KEBAHAGIAAN JESSI
KEBAHAGIAAN JESSI
Armand berdiri dengan kedua kakinya untuk pertama kalinya. Sudah dua minggu Armand memakai palsu kakinya dan selama itu pula Armand melakukan terapi untuk berjalan.
"Lihat Jessi, aku sudah bisa berdiri kan?" ucap Armand pada Jessi yang sedang berdiri di sampingnya.
"Ya Mand, aku senang melihatmu bisa berjalan lagi. Tapi...kamu harus ingat tidak boleh berjalan terlalu lama." ucap Jessi dengan tersenyum.
"Aku akan mengingatnya Jess, tapi sebelum itu kita akan menikah. Kamu tahu Jess, kita akan segera pulang dan akan menikah." ucap Armand dengan sebuah senyuman yang penuh kebahagiaan.
"Tapi Mand, bukannya kamu masih terapi lagi?" tanya Jessi dengan tatapan tak mengerti.
"Aku bisa melanjutkan terapi di Indonesia." ucap Armand dengan pasti.
"Tapi... kalau kita pulang, bagaimana dengan Cahaya? Chello masih sibuk dengan operasi Mas Danish tahap dua." ucap Jessi dengan hati bingung.
"Kenapa kamu terlihat bingung, Cahaya kita bawa saja ke Indonesia. Saat kita menikah nanti, Chello pasti datang kita bisa memberikan Cahaya pada Chello kembali." ucap Armand dengan tenang.
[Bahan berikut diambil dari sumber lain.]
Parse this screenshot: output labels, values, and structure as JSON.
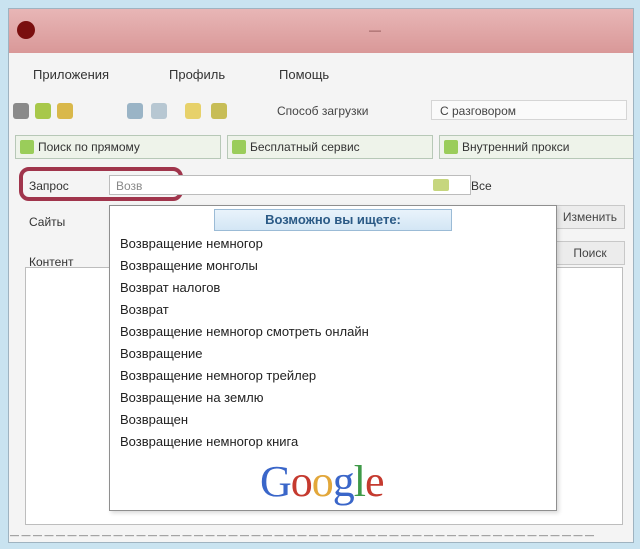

"Apa yang kamu katakan benar Mand, aku akan memberitahu Chello sekarang." ucap Jessi mengambil ponselnya untuk segera menghubungi Chello.
Sambil melihat Cahaya yang sedang tidur di sofa, Jessi menghubungi Chello.
"Hallo Chello." sapa Jessi setelah Chello menerima panggilannya.
"Jessi, ada apa? sepertinya kamu sedang gembira." tanya Chello dengan tersenyum.
"Kamu tahu darimana kalau aku gembira Chell?" tanya Jessi dengan heran.
"Dari nada suara kamu, sangat jelas kalau kamu bahagia." ucap Chello dengan santai.
"Wah...kamu sekarang punya indera ke enam ya!" ucap Jessi dengan wajah memerah.
"Tidak juga Jess, ada apa kamu mencariku?" tanya Chello masih dengan santai.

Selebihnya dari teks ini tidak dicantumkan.